Amazon’s is clearly the more complete offering (you can do anything on it, in any language), but it needs to learn from Google’s focus on the dominant deployment scenarios.  Amazon could easily win if it does the following:

  1. Makes Simple DB pricing competitive with Google’s projected prices.
  2. Adds a query language for Simple DB along the lines of GQL.
  3. Adds automatic scaling for web applications, not just the database.
  4. Offers complete deployment solutions for the dominant web applications frameworks, from Tomcat/Spring/Hibernate to Django and Zend, with ORM models already adapted to Simple DB, instances automatically replicated with traffic, etc. Basically the same thing as App Engine for more web app frameworks than App Engine supports and adapted to the Amazon platform. Sure, there are third-party solutions for some of this stuff, but those will never be trusted as much as something offered directly from Amazon.

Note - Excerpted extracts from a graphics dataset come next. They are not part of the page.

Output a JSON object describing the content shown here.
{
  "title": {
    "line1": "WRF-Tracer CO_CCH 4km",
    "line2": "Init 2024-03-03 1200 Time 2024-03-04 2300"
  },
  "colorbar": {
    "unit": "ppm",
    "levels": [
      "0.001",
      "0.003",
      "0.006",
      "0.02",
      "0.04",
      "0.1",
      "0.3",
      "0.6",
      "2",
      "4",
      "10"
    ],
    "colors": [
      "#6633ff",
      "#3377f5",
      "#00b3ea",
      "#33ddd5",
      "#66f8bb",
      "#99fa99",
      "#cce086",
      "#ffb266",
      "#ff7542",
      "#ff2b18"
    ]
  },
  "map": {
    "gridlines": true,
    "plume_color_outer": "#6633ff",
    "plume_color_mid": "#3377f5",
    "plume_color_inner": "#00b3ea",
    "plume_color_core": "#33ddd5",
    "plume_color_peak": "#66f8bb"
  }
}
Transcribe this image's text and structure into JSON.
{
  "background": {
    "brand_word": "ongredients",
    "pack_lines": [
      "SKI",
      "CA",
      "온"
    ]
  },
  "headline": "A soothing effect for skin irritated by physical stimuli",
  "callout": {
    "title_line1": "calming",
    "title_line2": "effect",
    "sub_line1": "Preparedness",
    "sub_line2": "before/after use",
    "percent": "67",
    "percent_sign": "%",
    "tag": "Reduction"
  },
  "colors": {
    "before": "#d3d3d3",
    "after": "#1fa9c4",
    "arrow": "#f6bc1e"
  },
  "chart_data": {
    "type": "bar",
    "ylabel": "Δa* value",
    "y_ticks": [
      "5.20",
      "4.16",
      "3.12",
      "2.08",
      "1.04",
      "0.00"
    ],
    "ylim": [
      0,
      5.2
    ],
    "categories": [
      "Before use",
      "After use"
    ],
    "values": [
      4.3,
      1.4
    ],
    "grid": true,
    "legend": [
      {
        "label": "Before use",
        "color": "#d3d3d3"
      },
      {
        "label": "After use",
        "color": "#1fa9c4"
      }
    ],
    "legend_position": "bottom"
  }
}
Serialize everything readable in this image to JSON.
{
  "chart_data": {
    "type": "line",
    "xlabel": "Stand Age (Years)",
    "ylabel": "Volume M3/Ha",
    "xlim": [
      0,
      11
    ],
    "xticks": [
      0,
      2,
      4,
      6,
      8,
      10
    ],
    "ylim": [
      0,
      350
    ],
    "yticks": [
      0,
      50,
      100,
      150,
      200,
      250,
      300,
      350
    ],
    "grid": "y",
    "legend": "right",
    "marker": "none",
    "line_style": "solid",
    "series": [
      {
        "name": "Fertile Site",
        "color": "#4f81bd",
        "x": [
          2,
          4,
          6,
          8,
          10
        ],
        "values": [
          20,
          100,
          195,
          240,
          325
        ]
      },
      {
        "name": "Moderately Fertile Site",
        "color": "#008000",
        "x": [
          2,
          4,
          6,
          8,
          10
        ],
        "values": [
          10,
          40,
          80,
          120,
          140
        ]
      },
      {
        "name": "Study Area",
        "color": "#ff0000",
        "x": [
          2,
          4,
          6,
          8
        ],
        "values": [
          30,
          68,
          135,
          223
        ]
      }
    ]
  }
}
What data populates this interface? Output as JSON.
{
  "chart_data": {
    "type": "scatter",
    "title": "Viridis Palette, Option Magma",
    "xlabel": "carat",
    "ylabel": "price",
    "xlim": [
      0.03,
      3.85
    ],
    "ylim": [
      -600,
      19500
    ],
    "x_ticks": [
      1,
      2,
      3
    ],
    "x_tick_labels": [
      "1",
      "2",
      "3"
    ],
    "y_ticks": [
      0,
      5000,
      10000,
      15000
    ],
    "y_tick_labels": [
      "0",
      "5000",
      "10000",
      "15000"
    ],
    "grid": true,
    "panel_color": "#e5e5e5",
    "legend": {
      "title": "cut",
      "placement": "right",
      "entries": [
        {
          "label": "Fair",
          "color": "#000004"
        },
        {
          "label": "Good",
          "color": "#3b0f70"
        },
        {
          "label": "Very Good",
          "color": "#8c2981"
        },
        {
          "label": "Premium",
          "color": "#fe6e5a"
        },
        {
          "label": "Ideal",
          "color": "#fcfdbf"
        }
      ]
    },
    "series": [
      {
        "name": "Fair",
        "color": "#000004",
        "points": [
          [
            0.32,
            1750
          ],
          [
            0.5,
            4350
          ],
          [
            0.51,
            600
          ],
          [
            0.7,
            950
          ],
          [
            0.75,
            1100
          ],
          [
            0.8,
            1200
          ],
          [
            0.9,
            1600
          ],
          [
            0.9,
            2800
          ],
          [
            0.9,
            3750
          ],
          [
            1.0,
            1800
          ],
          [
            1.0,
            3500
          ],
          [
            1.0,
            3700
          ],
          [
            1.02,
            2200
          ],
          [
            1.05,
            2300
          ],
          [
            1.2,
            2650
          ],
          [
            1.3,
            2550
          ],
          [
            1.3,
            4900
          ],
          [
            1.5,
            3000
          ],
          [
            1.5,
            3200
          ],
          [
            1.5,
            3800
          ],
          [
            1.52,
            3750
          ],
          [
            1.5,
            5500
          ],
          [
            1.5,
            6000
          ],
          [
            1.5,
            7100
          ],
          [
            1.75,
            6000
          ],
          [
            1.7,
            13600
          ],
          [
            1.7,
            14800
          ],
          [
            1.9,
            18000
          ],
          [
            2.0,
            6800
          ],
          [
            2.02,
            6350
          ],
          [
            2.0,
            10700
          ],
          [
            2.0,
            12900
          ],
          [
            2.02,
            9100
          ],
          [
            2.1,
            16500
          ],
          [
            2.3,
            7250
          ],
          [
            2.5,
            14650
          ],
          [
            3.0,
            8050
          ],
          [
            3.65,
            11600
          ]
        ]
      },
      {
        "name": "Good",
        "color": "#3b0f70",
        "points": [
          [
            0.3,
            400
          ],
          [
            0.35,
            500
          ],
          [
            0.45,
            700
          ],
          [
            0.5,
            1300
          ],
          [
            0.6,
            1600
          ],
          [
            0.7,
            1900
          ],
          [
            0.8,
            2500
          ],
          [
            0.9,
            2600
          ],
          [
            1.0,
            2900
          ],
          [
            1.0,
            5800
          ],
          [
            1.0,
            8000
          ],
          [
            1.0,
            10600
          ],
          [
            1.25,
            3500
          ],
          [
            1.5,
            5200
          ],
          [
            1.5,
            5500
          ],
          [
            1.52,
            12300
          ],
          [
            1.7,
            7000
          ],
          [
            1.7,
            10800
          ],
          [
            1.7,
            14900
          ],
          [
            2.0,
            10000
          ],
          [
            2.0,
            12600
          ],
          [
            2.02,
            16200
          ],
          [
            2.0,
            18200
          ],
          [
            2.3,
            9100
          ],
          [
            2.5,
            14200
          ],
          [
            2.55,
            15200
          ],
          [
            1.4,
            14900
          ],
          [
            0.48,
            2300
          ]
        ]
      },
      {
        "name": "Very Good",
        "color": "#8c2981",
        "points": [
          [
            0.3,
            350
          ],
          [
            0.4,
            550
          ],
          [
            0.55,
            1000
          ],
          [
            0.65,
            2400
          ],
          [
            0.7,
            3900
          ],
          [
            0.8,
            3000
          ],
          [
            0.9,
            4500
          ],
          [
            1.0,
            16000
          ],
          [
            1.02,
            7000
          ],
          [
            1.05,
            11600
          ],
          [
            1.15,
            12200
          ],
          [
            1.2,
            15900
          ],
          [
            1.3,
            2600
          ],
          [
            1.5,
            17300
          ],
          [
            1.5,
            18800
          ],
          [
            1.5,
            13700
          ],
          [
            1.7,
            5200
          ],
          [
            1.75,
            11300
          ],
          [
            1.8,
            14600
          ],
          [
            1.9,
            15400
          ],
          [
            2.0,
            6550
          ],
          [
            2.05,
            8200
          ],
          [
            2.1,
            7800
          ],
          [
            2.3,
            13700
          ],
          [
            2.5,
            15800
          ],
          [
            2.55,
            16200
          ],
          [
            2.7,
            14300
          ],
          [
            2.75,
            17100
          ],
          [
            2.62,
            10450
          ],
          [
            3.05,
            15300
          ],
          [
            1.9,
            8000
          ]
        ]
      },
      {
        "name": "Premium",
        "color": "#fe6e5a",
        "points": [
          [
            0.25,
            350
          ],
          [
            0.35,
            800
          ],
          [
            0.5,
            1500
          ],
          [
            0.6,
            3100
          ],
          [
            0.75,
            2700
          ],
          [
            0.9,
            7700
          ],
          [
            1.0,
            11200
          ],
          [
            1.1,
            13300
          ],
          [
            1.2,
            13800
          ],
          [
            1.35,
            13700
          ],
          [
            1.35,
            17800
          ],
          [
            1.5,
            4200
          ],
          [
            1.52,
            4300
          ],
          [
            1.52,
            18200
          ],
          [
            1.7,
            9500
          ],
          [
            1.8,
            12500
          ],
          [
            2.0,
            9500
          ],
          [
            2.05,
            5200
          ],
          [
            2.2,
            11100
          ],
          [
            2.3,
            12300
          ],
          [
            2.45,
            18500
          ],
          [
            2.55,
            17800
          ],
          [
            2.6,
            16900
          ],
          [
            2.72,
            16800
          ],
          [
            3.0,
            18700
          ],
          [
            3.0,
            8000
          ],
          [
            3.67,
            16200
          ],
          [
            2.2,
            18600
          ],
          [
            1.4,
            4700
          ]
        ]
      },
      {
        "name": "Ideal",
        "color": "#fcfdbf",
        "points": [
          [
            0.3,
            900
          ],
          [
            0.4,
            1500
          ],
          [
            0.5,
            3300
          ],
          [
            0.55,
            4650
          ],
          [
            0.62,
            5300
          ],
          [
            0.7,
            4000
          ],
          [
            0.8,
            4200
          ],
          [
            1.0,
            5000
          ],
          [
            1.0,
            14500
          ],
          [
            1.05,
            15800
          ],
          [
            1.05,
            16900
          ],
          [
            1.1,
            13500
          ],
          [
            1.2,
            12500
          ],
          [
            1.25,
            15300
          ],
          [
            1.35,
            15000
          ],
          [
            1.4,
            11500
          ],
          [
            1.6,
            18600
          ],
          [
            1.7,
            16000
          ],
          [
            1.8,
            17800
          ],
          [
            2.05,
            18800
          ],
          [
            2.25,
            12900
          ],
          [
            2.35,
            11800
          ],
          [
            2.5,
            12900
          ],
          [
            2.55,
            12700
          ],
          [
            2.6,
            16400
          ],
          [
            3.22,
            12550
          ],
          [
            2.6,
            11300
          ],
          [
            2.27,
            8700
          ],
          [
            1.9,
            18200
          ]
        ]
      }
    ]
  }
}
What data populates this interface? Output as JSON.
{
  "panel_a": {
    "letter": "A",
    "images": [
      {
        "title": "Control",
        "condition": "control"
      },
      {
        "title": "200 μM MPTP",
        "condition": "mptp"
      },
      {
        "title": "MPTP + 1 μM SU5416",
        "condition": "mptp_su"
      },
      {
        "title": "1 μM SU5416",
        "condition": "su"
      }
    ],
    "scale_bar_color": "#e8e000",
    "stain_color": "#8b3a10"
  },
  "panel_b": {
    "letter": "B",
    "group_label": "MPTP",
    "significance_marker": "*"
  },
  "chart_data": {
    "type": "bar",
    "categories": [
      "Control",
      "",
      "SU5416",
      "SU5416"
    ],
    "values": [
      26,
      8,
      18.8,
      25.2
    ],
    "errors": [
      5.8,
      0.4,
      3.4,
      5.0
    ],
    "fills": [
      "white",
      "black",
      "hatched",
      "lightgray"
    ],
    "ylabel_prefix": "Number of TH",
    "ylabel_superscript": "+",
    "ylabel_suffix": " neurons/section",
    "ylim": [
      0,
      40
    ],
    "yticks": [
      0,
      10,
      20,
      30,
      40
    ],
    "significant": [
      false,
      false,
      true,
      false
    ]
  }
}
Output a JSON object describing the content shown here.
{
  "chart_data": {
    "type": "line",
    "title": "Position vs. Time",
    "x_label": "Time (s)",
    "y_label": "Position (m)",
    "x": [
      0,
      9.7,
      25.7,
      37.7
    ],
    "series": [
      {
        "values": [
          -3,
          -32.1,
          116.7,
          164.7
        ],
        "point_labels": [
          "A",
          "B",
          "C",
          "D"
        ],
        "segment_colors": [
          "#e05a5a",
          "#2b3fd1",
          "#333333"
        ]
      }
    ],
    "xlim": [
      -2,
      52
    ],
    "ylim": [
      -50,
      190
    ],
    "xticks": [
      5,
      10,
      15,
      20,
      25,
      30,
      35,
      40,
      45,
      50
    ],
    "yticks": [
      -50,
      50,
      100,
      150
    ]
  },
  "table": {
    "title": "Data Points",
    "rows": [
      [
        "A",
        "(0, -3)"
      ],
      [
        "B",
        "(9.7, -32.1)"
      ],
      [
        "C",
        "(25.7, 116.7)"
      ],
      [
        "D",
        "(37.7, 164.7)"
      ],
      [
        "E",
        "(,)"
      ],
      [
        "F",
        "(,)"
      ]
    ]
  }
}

I’m a big fan of Amazon and Werner Vogels (one of the most innovative people in the industry, and also apparently a pretty nice guy), but Amazon desperately needs to learn from what Google has done. It’s ultimately a question of “usability” for developers. The originators of “one-click shopping” are losing in the game they practically invented. 

Amazon needs to turn on the one-click cloud.